The smaller transistors used less power because their capacitance was lower. There was a smaller amount of energy needed to transition the gate from off to on (or vice versa). This is what has enabled computers to become more powerful whilst not using more energy.
Just want to thank you for making this content! There is not a lot of quality content on the industry I both work and am interested a lot and it's great to have something where I can say, hey I have worked on this or I have seen this or I found that interesting as well. I have shared this channel to so many customers and colleaugues I work with and shared on every unviersity or workshop lecture I gave, You are amazing! I always had the idea of starting content creation on Semicon in the back of my mind, and this is really inspiring!

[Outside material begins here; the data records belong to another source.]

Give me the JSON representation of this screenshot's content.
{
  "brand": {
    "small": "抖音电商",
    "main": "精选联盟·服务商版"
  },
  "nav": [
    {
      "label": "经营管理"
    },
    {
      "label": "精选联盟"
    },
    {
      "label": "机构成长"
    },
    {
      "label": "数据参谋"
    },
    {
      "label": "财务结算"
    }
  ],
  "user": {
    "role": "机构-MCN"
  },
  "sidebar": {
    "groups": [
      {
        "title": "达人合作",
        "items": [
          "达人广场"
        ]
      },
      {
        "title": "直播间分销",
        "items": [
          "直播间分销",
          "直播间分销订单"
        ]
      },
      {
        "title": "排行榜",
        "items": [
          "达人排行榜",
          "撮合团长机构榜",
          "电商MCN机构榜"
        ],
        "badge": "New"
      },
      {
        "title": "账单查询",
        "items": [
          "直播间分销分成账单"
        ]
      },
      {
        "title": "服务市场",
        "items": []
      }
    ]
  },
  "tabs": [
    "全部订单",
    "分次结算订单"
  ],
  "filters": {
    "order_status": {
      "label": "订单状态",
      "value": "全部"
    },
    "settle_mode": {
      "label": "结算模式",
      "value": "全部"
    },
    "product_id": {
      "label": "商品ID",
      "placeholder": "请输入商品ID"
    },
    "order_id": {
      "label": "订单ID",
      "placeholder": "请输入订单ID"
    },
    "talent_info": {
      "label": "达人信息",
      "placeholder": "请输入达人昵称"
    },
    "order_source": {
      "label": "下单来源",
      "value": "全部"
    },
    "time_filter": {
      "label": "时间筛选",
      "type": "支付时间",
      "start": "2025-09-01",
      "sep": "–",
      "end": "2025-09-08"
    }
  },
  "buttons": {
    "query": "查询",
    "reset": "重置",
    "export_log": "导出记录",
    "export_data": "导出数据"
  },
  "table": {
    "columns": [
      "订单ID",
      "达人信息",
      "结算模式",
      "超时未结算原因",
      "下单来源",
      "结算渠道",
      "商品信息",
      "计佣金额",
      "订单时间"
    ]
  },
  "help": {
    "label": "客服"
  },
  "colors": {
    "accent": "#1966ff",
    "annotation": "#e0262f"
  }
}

Hu Chenming, born in Beijing in 1947. Grew up in Taiwan, earned a scholarship for Berkeley UC. Chinese talent saved the proud American industry. Probably for the last time.
Hopefully N2 has good yield. Unless there is a major improvment in power consumption, smaller chiplets with high yield coefficient will be needed for any significant advance in value to the end user. It has been almost 10 years since N32 and I still don't see much incentive to upgrade, as someone that had a home computer all through the '90s when 2 years without an upgrade was a long stretch,that is shocking. A decade for few more cores that I rarely need, maybe 20% boost in clock speed, AVX512, compatibility with slightly improved motherboards (PCIe and DRAM generation bump), and maybe 5% energy savings [whole machine], all for the low low price of 3 times what I paid for the n32 based machine.
Hmmmm... The way I see it, the next step is full 3d. Not merely adding 3d features to existing 2d basic structures, but outright building those structures in 3d, floating anywhere in the volume of the chip, all the way from up against the pads, to down against the substrate. If you can additively manufacture a gate, an insulator, and a channel, you can (probably) additively manufacture a source and a drain. Maybe even a structurally weak breakaway layer to save substrate. Maybe mixing sizes on a single chip for power and stuff. Added bonus: if you can stack logic on top of itself, you need less chip area for the same device size, allowing the use of smaller (and hopefully easier) photomasks (at the expense of more of them). Though it might be time to abandon photomasks altogether in favor of scanning the pattern (resin 3d printers do this exact thing at macro-scale).
At 11:32, I believe fin pitch is the distance from center to center (or side to side) of adjacent fins. The area between fins is for electrical isolation to prevent crosstalk.
The good news is that once we’ll reach the electron minimum size, they’ll be forced to optimize the software and instruction sets rather than just shrink and add more transistors.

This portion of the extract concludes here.